Webb McKinney, who is leading Hewlett-Packard Co's merger team, waited for hours for a voice-mail message from his Compaq Computer Corp counterpart, Jeff Clarke. The voice mail never came.
Hours later, McKinney found that Clarke had responded -- by e-mail, the preferred method of communication among Compaq executives. At Hewlett-Packard, McKinney had always relied on voice mail for urgent messages. He said the experience inspired him to make a quick decision about merging the companies.
"Let's not spend a lot of money integrating voice mail [right away]," McKinney said to his team. "I don't get any voice mails from Compaq."
Hewlett-Packard, the world's second-largest computer maker, is pursuing its US$19.5 billion acquisition of Compaq, even as it awaits the official results of last week's shareholder vote.
Investors and analysts say that differing work habits, attitudes and strategies at the two companies may hinder a smooth combination.
Hewlett-Packard, which already claimed victory in the shareholder vote, has 87,000 employees and is known for careful, methodical decision-making, analysts said. Houston-based Compaq, the world's second-biggest maker of personal computers, with 63,700 employees, has a reputation for moving fast and correcting mistakes later, McKinney said.
"H-P is engineering-oriented and Compaq is sales-oriented," said Andrew Neff, a Bear Stearns analyst who doesn't own shares of either company. "H-P is more the place where techies went to."
Hewlett-Packard, inventor of the pocket calculator and creator of designs that made it the world's biggest maker of printers, received three times as many US patents last year as Compaq.
Compaq, formed in 1982, became the world's biggest PC maker by the 1990s, overtaking International Business Machines Corp. Compaq lost the top ranking to Dell Computer Corp last year.

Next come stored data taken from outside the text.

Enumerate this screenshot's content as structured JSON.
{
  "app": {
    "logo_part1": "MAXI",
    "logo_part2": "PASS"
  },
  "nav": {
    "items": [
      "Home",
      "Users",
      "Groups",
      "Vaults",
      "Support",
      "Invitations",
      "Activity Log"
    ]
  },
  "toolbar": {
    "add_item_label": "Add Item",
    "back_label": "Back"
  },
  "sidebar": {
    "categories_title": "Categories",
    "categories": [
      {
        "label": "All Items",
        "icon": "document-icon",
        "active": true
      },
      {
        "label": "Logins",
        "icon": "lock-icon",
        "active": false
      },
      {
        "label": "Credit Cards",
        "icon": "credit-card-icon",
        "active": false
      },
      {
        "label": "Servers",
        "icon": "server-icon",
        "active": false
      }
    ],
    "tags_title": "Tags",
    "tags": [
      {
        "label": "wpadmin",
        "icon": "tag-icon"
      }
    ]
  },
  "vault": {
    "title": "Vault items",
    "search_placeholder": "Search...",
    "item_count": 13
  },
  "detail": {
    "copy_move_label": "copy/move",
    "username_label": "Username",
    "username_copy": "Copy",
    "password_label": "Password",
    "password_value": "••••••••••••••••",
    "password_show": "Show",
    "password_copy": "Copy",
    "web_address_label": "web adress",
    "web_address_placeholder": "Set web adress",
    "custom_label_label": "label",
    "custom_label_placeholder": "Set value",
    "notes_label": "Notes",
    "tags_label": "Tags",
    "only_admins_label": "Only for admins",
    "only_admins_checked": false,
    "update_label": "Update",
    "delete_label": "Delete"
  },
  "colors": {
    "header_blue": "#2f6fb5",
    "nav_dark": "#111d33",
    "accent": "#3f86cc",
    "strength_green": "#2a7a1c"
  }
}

If the acquisition is approved in the final vote count, employees who once were rivals will be working together and must learn new systems. They also must cope with the prospect of becoming one of 15,000 workers who will be fired from the combined company.
According to polls taken by the acquisition's opponents at three Hewlett-Packard facilities, two-thirds of employees opposed buying Compaq.
"The rank and file did not want this deal to happen," said Richard Doherty, research director of Envisioneering Group, a technology marketing research firm. "This is not a good sign for an easy harmonious future."
Hewlett-Packard said its surveys indicated that 65 percent of employees approved of the acquisition. When Chief Executive Officer Carly Fiorina said the majority of workers support the deal at the March 19 shareholder meeting, she was booed.
"Those who opposed it, now that it looks like it's going through, have accepted it and will make it work," Hewlett-Packard spokeswoman Rebeca Robboy said. "That's the H-P way."
The company has hired consultants, done third-party surveys and set up one-on-one interviews with top executives to talk about company cultures and perceptions. "Cultural astronauts" from one company drop in on the other to analyze their way of doing business, according to Institutional Shareholder Services, the world's biggest proxy adviser.
"It is hard to remain unimpressed in the face of such enthusiastic attention paid to the integration effort," ISS wrote when it came out in favor of the acquisition on March 5.
During the proxy campaign, dissident director Walter Hewlett said technology mergers don't work. Compaq Chief Executive Officer Michael Capellas said executives have learned from its mistakes. Too many sales people were fired and employees didn't know who their bosses were, he has said.
When H-P considered buying PricewaterhouseCoopers LLP's consulting division in 2000, investors said they worried that the cultures were too different and consultants wouldn't want to work for the computer maker.
The brands that survive the Compaq acquisition will influence employee attitudes, Doherty said. Some Compaq employees may have to move to Palo Alto, California, where Hewlett-Packard is based and some Hewlett-Packard employees may go to Houston.
Hewlett-Packard is known for the "H-P Way," a philosophy that emphasizes compassion and giving workers a say in decisions.
The contrast with Compaq is evident in how the companies approached job cuts last year.
In March, Compaq said it would fire 5,000 workers because of slumping sales. By July, it had increased the number to 8,500.
Hewlett-Packard in June said it didn't want to fire anyone and asked employees to take a pay cuts or additional vacation days. Almost all the employees did so.
A month later, the company stunned employees by announcing that it would fire 6,000. Fiorina said the cuts were necessary because demand for PCs and printers had fallen.
"The management's real task is to create harmony or at least understanding and resolution among the middle rank and file," Doherty said.